雪国産バナナ、半年で1万本販売 新潟の産廃処理業「シモダ産業」が廃熱活用

 新潟県柏崎市の「越後バナーナ」が注目を集めている。産業廃棄物処理業「シモダ産業」が廃熱利用栽培に取り組み、昨年8月に販売を開始。雪国産バナナという意外性もあり、1本1000円以上の高級品ながらも、約半年で1万本が売れた。市もふるさと納税の返礼品に加え、地域を挙げてブランド化に取り組む。

 雪が降りしきる2月上旬。

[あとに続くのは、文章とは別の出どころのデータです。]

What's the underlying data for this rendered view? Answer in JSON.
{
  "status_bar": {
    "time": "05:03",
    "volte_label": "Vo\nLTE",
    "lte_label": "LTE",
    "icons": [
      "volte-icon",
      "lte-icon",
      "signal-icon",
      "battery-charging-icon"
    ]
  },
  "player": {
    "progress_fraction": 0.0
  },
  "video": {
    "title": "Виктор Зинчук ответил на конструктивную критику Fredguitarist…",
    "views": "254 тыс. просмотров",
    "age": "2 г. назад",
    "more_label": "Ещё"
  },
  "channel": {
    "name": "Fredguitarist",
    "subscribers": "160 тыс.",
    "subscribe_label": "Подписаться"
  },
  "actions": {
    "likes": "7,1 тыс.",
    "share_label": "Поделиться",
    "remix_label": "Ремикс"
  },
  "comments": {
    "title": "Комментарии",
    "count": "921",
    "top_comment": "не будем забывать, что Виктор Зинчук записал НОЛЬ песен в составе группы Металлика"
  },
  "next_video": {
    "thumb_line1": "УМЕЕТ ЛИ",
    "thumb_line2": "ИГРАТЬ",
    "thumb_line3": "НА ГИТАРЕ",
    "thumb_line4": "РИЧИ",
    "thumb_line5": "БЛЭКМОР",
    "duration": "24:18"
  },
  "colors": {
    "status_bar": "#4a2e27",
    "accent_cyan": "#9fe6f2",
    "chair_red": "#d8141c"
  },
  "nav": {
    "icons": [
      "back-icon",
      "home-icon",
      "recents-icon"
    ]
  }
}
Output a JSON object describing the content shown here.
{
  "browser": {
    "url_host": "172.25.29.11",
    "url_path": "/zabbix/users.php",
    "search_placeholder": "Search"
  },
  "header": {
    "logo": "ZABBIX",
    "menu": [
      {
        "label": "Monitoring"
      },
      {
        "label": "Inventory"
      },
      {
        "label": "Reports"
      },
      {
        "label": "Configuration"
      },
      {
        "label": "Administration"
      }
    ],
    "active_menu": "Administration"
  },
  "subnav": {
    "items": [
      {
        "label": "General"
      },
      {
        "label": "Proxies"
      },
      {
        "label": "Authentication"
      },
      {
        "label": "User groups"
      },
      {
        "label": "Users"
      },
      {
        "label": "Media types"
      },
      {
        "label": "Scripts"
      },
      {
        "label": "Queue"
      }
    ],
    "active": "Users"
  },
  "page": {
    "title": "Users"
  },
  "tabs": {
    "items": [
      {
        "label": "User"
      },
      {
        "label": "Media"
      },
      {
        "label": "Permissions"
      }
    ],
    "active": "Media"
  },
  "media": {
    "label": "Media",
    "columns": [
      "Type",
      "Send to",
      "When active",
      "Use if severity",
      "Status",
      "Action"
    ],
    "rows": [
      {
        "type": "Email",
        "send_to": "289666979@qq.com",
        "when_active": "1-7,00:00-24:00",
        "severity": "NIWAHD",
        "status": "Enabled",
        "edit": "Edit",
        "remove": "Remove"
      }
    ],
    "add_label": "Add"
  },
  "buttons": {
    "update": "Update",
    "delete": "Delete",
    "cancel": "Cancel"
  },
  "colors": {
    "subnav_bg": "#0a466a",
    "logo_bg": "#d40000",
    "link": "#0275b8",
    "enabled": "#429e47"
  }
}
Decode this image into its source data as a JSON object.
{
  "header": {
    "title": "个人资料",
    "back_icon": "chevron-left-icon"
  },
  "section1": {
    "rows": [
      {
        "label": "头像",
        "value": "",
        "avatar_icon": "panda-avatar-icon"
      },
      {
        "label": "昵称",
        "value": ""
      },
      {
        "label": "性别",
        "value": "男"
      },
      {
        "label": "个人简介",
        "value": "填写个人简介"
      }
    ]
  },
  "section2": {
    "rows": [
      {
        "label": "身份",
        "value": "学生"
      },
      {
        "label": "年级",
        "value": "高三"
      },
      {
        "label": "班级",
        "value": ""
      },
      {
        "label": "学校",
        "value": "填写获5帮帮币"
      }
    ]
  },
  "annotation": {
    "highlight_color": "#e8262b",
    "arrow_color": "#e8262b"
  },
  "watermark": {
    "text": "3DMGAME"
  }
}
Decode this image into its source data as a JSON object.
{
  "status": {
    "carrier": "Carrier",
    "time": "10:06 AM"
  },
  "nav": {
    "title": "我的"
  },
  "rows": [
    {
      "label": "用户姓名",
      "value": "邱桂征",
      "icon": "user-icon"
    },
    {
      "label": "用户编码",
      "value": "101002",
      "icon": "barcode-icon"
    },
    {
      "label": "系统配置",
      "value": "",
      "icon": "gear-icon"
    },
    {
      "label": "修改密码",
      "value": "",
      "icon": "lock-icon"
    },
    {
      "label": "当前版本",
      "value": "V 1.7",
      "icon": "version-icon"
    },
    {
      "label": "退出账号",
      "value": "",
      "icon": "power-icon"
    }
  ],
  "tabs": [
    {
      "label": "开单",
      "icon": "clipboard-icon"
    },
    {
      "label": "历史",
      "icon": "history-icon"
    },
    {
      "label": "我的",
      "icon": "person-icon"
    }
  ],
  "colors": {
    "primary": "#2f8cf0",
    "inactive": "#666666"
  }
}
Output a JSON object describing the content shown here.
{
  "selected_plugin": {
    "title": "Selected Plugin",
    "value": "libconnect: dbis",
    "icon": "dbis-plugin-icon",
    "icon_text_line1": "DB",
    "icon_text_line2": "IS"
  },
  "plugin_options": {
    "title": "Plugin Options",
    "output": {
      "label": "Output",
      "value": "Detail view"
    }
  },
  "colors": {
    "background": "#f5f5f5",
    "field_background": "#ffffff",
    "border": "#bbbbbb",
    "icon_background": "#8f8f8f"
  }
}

同社の農園「シモダファーム」のビニールハウスでは、収穫間際の黄緑色のバナナがたわわに実っていた。「温水パイプのおかげで日中の室温は常に24度に保たれ、雪国でも栽培できます」。温度計を見ながら、常務の霜田真紀子さん(40)が笑顔で語った。

 2007年の新潟県中越沖地震で廃棄物処理施設が被災。「かつてフィリピンで食べた甘いバナナを柏崎でも」と、真紀子さんの父の彰社長(73)が、再建する新たな施設の廃熱を使ったバナナの栽培を提案した。

 ノウハウを学ぶために真紀子さんは全国を回り、たどり着いたのが岡山市の農業法人「D&Tファーム」だった。同社の技術責任者の田中節三さん(71)が約40年かけて開発したバナナは、甘みが強く濃厚なのが特徴。無農薬で皮ごと食べることもできる。

 シモダファームでは、約1億5000万円かけて岡山市の農業法人から苗を仕入れ、冬でも室温を保つことができる設備を焼却炉近くに整えた。19年に苗を植え、1年かけて初出荷にこぎ着けた。

 越後バナーナは地元の「菓子工房やしろ」でドーナツなどの材料に使われている。パティシエの矢代愛さん(40)は「香りが良く、お客さんの反応も上々」と話す。

 北国では、北海道釧路市や秋田県美郷町でも高級バナナの栽培を始めるなど、ここ数年でライバルがひしめくようになった。真紀子さんたちは3月にも増築した2棟のハウスで200株の栽培を始める方針で、「首都圏などから取引の問い合わせも来ている。ゆくゆくは全国区に育てていきたい」と話している。